Running a restaurant often seems like wearing a life jacket in the ocean: semi-comfortably keeping your head barely above water. They face a lot of challenges. There’s fast food, Yelpers and resisting the urge to hit a customer because then you’re just the place that hits customers. All publicity is not good publicity.

There’s a threat that’s been around for a while and keeps gaining traction. A threat I feel is a substitute for most small restaurants. The next step in evolution, molded by economic natural selection: the humble food truck.

The food truck is kind of like a toaster oven. Food goes in and comes out inexplicably better.

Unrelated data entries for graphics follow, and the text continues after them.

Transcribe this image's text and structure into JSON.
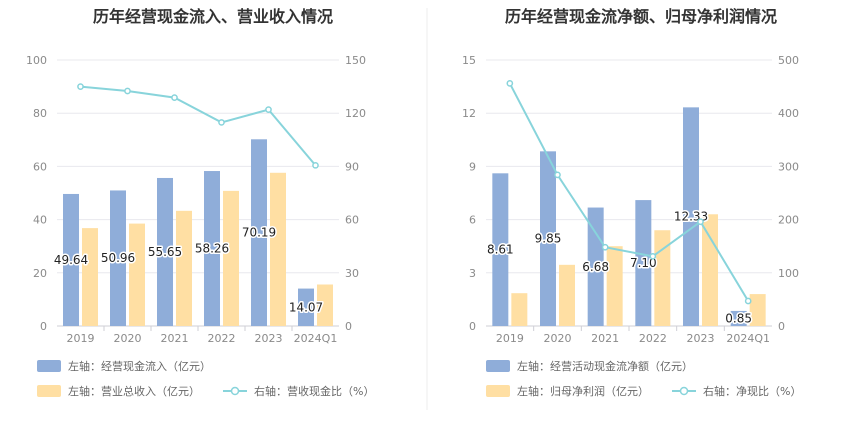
{
  "chart_data": [
    {
      "type": "bar",
      "title": "历年经营现金流入、营业收入情况",
      "categories": [
        "2019",
        "2020",
        "2021",
        "2022",
        "2023",
        "2024Q1"
      ],
      "left_axis": {
        "ylim": [
          0,
          100
        ],
        "ticks": [
          "0",
          "20",
          "40",
          "60",
          "80",
          "100"
        ]
      },
      "right_axis": {
        "ylim": [
          0,
          150
        ],
        "ticks": [
          "0",
          "30",
          "60",
          "90",
          "120",
          "150"
        ]
      },
      "series": [
        {
          "name": "左轴：经营现金流入（亿元）",
          "type": "bar",
          "axis": "left",
          "color": "#8fadd9",
          "values": [
            49.64,
            50.96,
            55.65,
            58.26,
            70.19,
            14.07
          ],
          "labels": [
            "49.64",
            "50.96",
            "55.65",
            "58.26",
            "70.19",
            "14.07"
          ]
        },
        {
          "name": "左轴：营业总收入（亿元）",
          "type": "bar",
          "axis": "left",
          "color": "#ffdfa3",
          "values": [
            36.8,
            38.5,
            43.3,
            50.8,
            57.6,
            15.6
          ]
        },
        {
          "name": "右轴：营收现金比（%）",
          "type": "line",
          "axis": "right",
          "color": "#88d4db",
          "values": [
            135.0,
            132.5,
            128.8,
            114.8,
            122.0,
            90.6
          ]
        }
      ]
    },
    {
      "type": "bar",
      "title": "历年经营现金流净额、归母净利润情况",
      "categories": [
        "2019",
        "2020",
        "2021",
        "2022",
        "2023",
        "2024Q1"
      ],
      "left_axis": {
        "ylim": [
          0,
          15
        ],
        "ticks": [
          "0",
          "3",
          "6",
          "9",
          "12",
          "15"
        ]
      },
      "right_axis": {
        "ylim": [
          0,
          500
        ],
        "ticks": [
          "0",
          "100",
          "200",
          "300",
          "400",
          "500"
        ]
      },
      "series": [
        {
          "name": "左轴：经营活动现金流净额（亿元）",
          "type": "bar",
          "axis": "left",
          "color": "#8fadd9",
          "values": [
            8.61,
            9.85,
            6.68,
            7.1,
            12.33,
            0.85
          ],
          "labels": [
            "8.61",
            "9.85",
            "6.68",
            "7.10",
            "12.33",
            "0.85"
          ]
        },
        {
          "name": "左轴：归母净利润（亿元）",
          "type": "bar",
          "axis": "left",
          "color": "#ffdfa3",
          "values": [
            1.85,
            3.45,
            4.5,
            5.4,
            6.3,
            1.8
          ]
        },
        {
          "name": "右轴：净现比（%）",
          "type": "line",
          "axis": "right",
          "color": "#88d4db",
          "values": [
            456,
            284,
            148,
            131,
            196,
            47
          ]
        }
      ]
    }
  ]
}
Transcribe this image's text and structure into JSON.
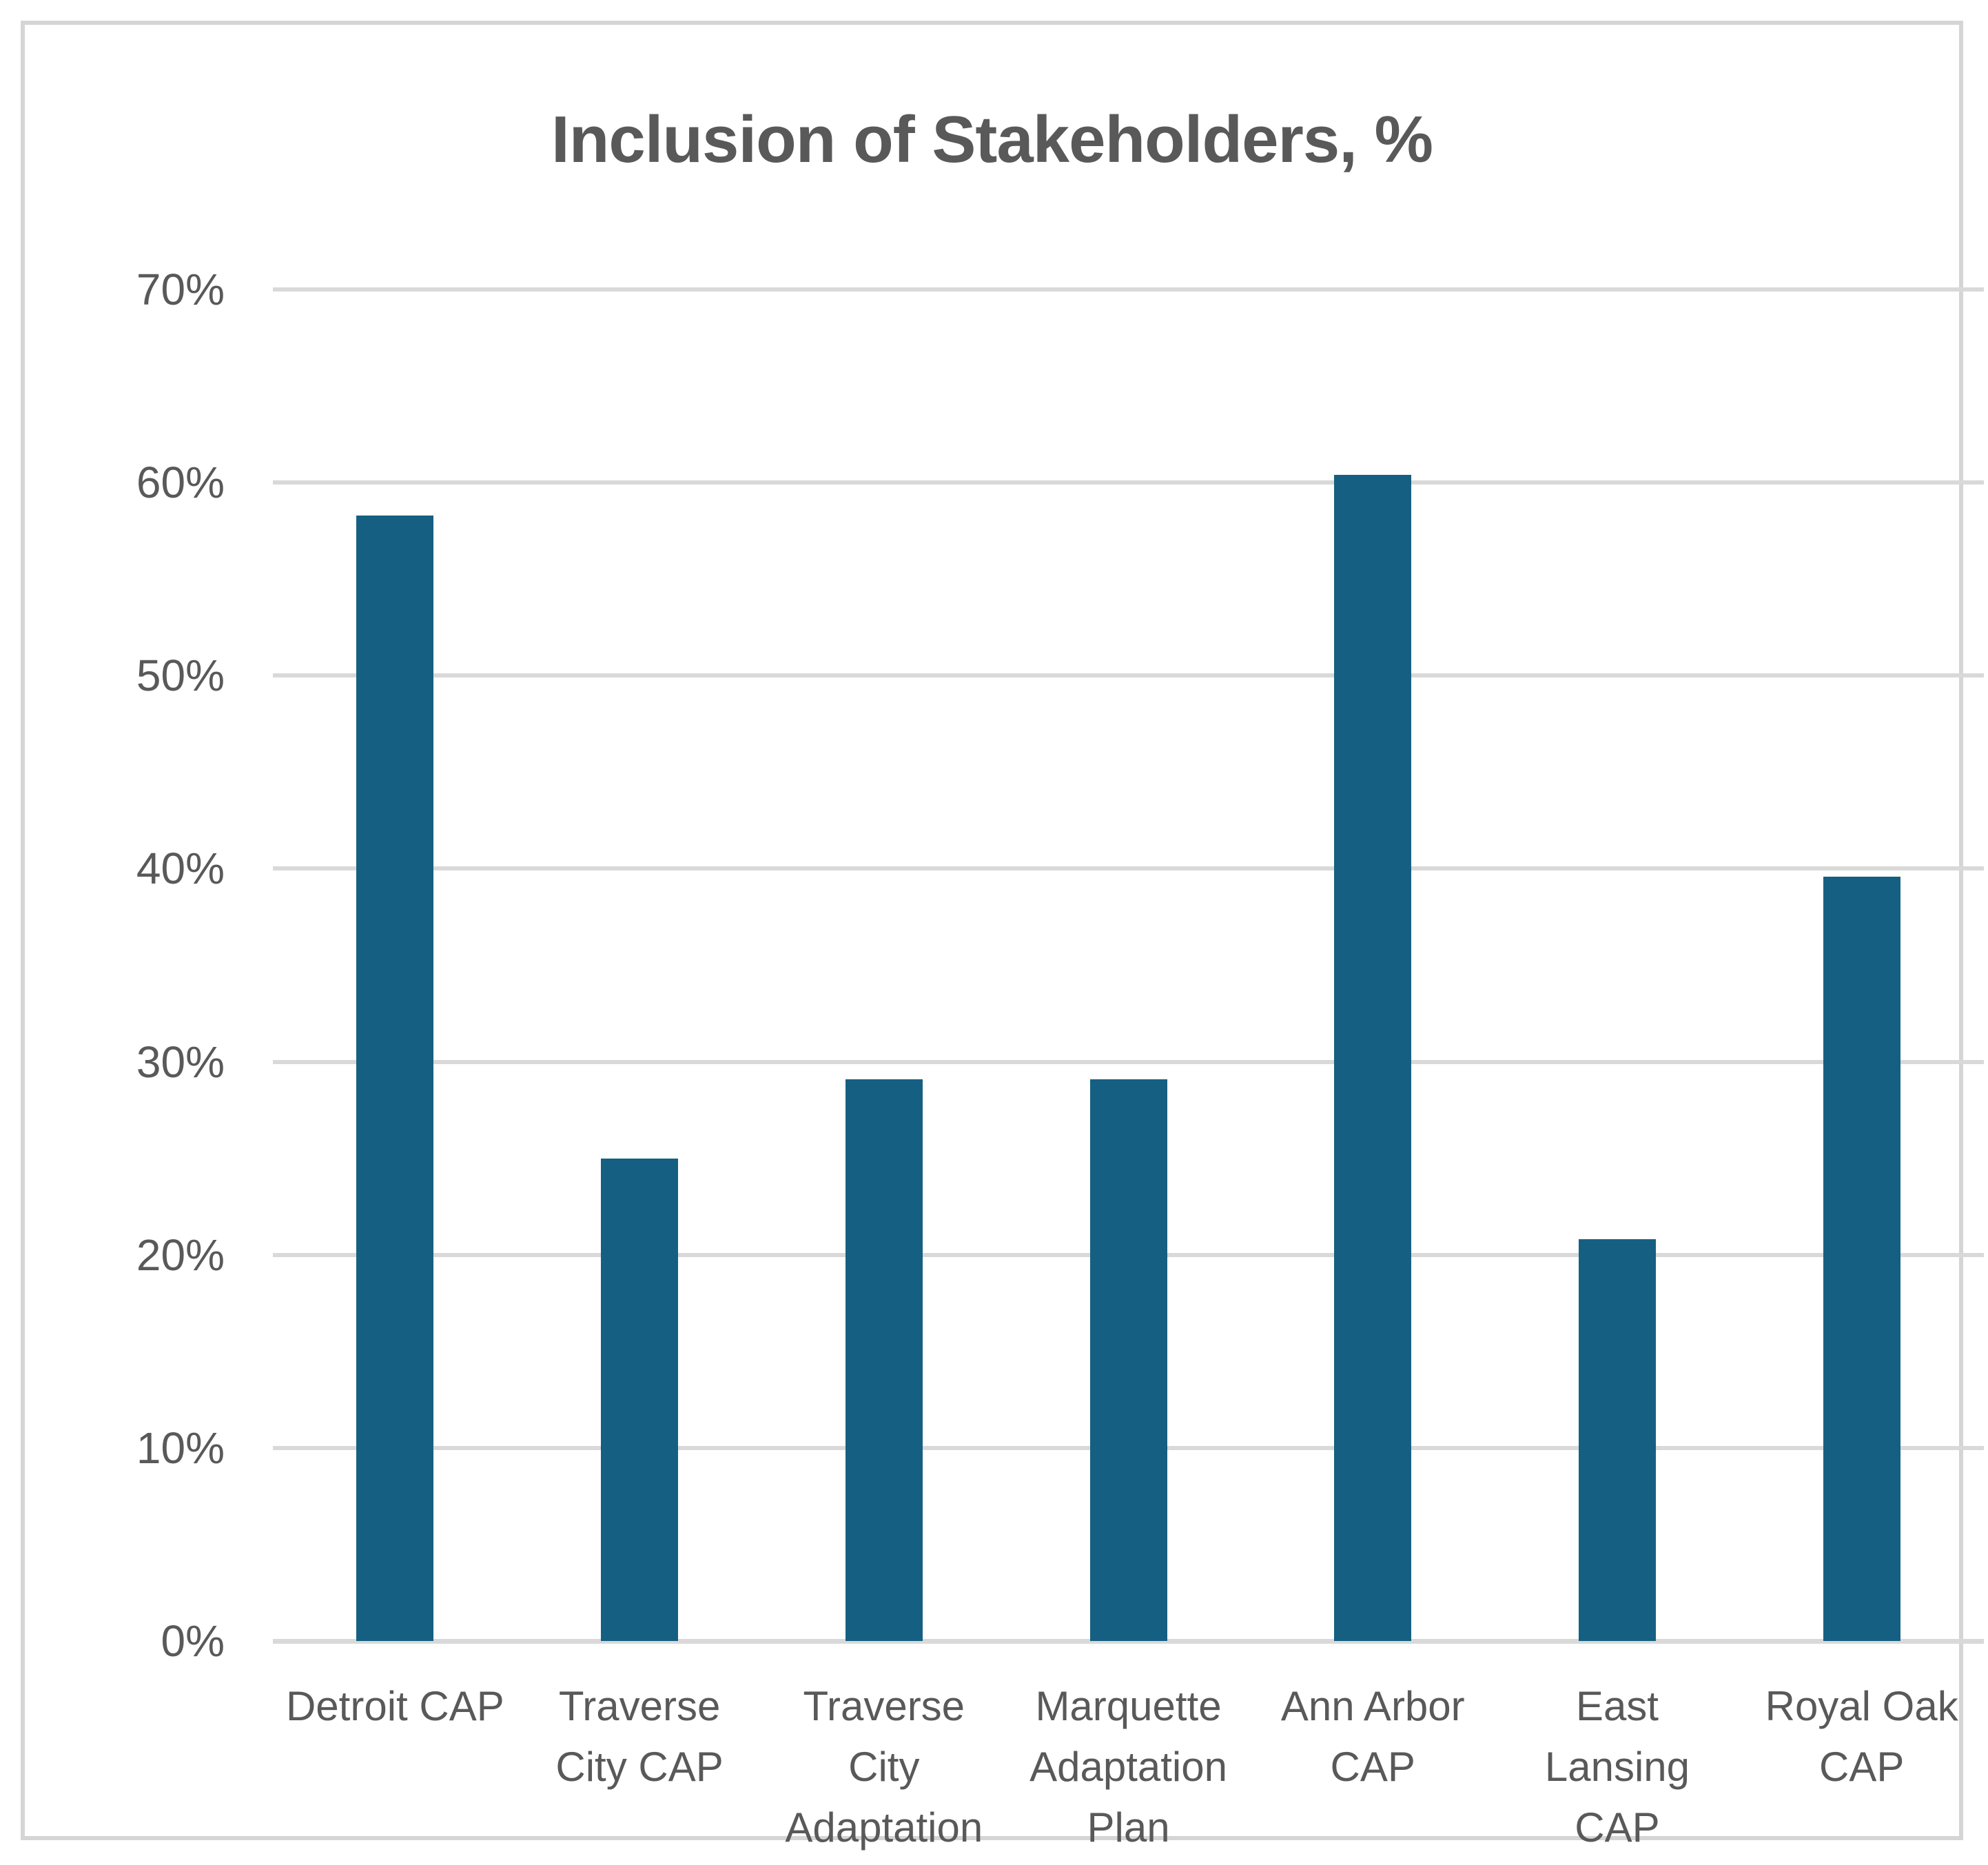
{
  "chart_data": {
    "type": "bar",
    "title": "Inclusion of Stakeholders, %",
    "categories": [
      "Detroit CAP",
      "Traverse\nCity CAP",
      "Traverse\nCity\nAdaptation",
      "Marquette\nAdaptation\nPlan",
      "Ann Arbor\nCAP",
      "East\nLansing\nCAP",
      "Royal Oak\nCAP"
    ],
    "values": [
      58.3,
      25.0,
      29.1,
      29.1,
      60.4,
      20.8,
      39.6
    ],
    "unit": "percent",
    "xlabel": "",
    "ylabel": "",
    "ylim": [
      0,
      70
    ],
    "y_ticks": [
      {
        "value": 70,
        "label": "70%"
      },
      {
        "value": 60,
        "label": "60%"
      },
      {
        "value": 50,
        "label": "50%"
      },
      {
        "value": 40,
        "label": "40%"
      },
      {
        "value": 30,
        "label": "30%"
      },
      {
        "value": 20,
        "label": "20%"
      },
      {
        "value": 10,
        "label": "10%"
      },
      {
        "value": 0,
        "label": "0%"
      }
    ],
    "grid": "horizontal",
    "legend_position": "none",
    "colors": {
      "bar": "#156082",
      "gridline": "#d9d9d9",
      "labels": "#595959",
      "title": "#595959",
      "frame_border": "#d5d5d5",
      "background": "#ffffff"
    }
  }
}
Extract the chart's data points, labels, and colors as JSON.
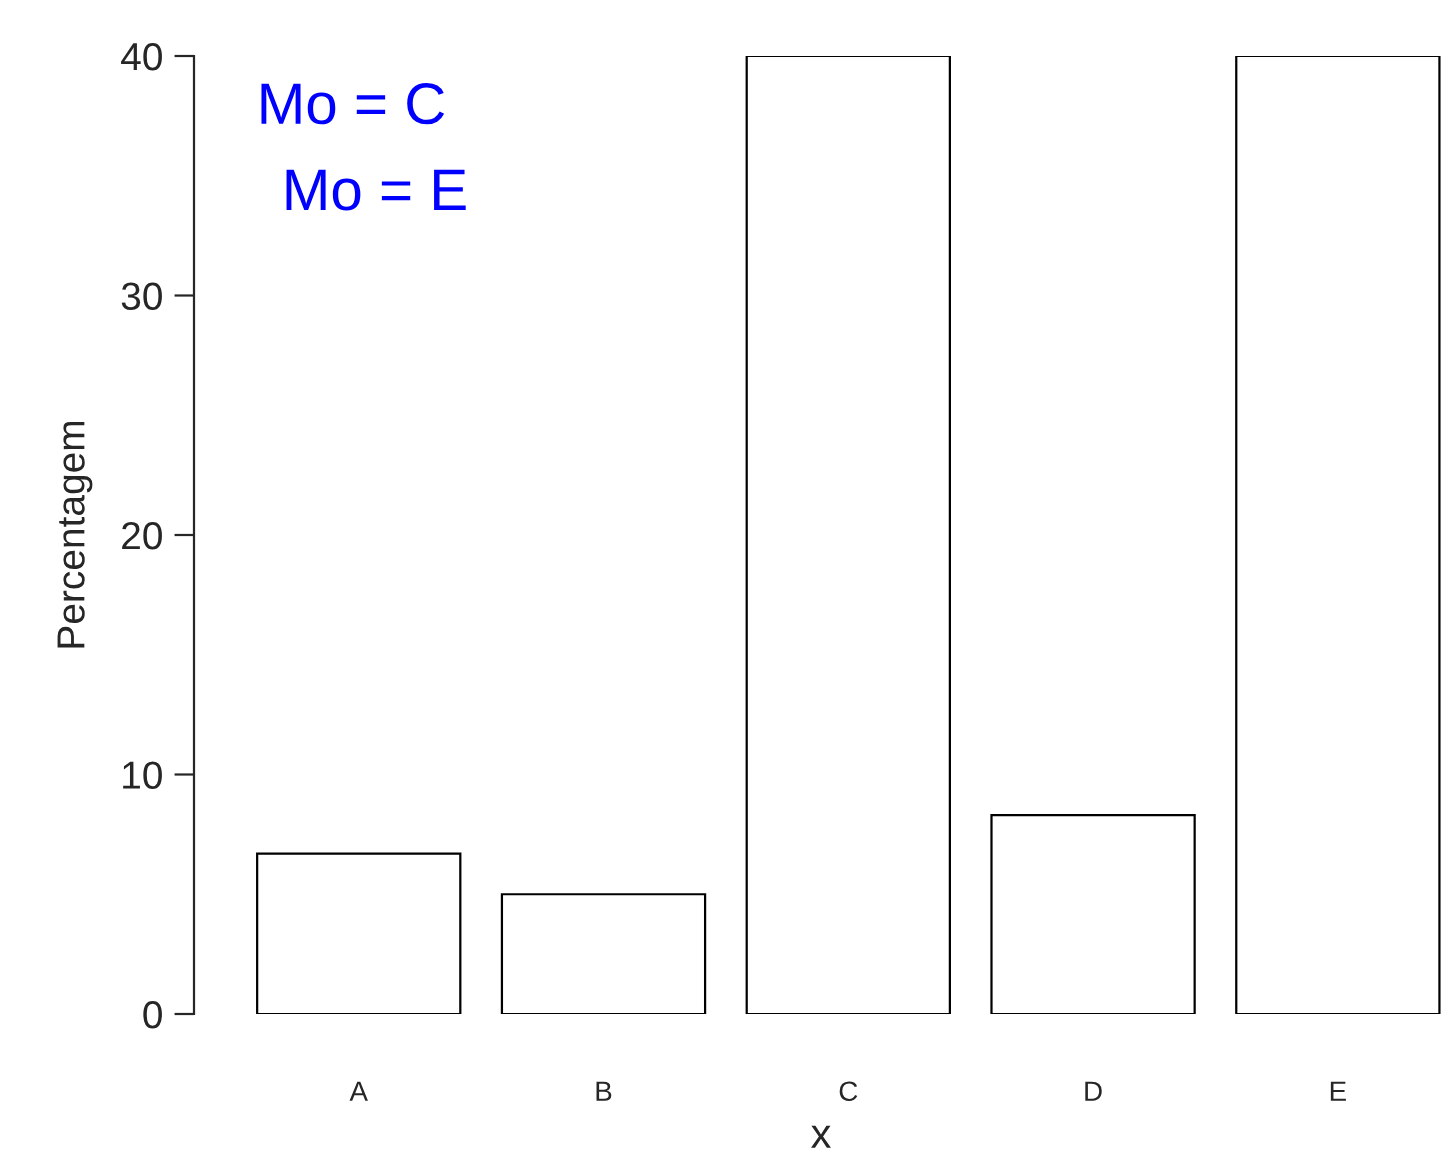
{
  "chart_data": {
    "type": "bar",
    "categories": [
      "A",
      "B",
      "C",
      "D",
      "E"
    ],
    "values": [
      6.7,
      5,
      40,
      8.3,
      40
    ],
    "color": "#ffffff",
    "xlabel": "x",
    "ylabel": "Percentagem",
    "ylim": [
      0,
      40
    ],
    "yticks": [
      0,
      10,
      20,
      30,
      40
    ],
    "grid": false,
    "legend": false,
    "annotations": [
      "Mo = C",
      "Mo = E"
    ]
  }
}
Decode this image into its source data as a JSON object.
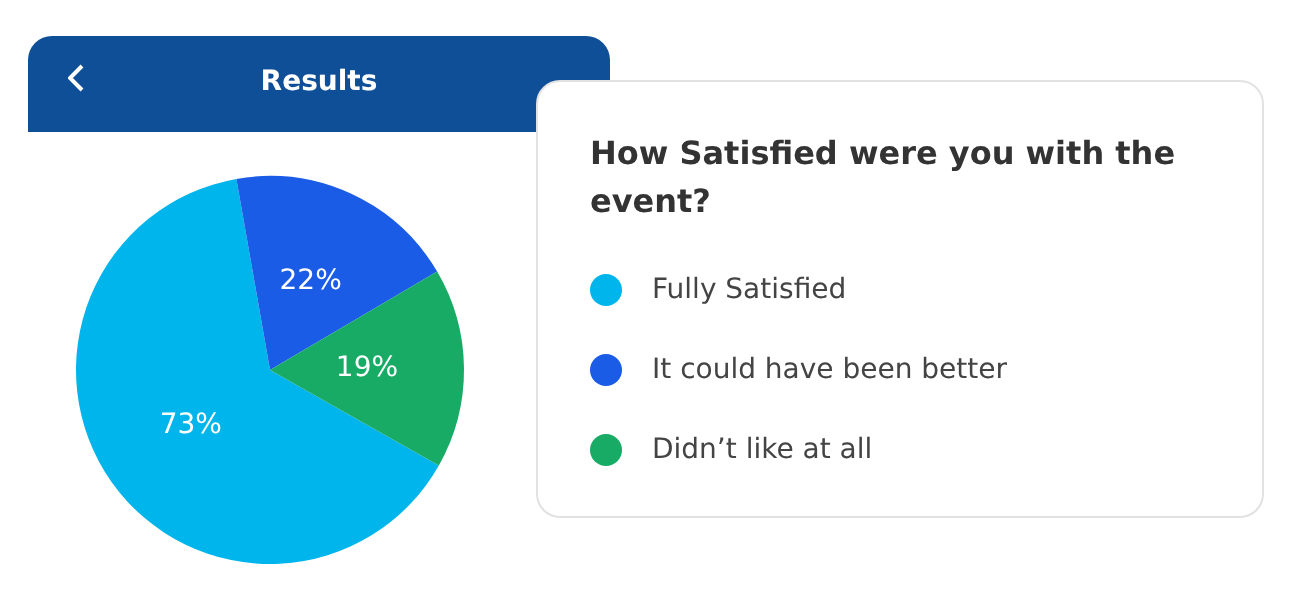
{
  "chart_data": {
    "type": "pie",
    "title": "Results",
    "legend_title": "How Satisfied were you with the event?",
    "categories": [
      "Fully Satisfied",
      "It could have been better",
      "Didn’t like at all"
    ],
    "values": [
      73,
      22,
      19
    ],
    "value_labels": [
      "73%",
      "22%",
      "19%"
    ],
    "colors": [
      "#00b5eb",
      "#1b5ce6",
      "#18ab66"
    ],
    "legend": "right"
  }
}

Maybe it’s that the employees are homegrown cooks, making food they enjoy for the appreciative public. Maybe they just use more grease. I don’t exactly have a refined pallet, but Christ if it isn’t good.

It’s like a portable hibachi. I get to see the magic happen whether I like it or not. You might see culinary art or a guy lick a knife and keep using it. The risk is part of the fun.

As with all things though, there’s something better and better right around the corner. In Holt, Minnesota there is a jet that was meant to be turned into a restaurant. The dream fell through, however, and it sits there barren to this day. It’s hardly the first restaurant to fail, but they had no idea what they were on to.

Clearly, the next step is to equip helicopters and small planes with kitchens and fly them to high population areas to serve food, a form of food air transport, or FAT for short. I want my greasy food to glide in on a cross-country tour of deliciousness. FAT foods I can enjoy while they’re here, and then wait with anticipation for the next time it comes around.

What’s more, who wouldn’t shell out for a hibachi-aerial tour of the city? See the beautiful farmland of North Dakota while a man throws shrimp at you until you catch one in your mouth. Watch as you dive and the chef has to keep the food from flying too far away from the grill. Marvel at a volcano made from an onion, which isn’t really different in the air, but is 100 percent necessary.

The food trucks are nice, but this is the clear next step. How anyone hasn’t attempted this yet is beyond me. Maybe “Big Food Truck” is shutting it down to keep in business, but it’s inevitable. When it comes to my food, the sky’s the limit.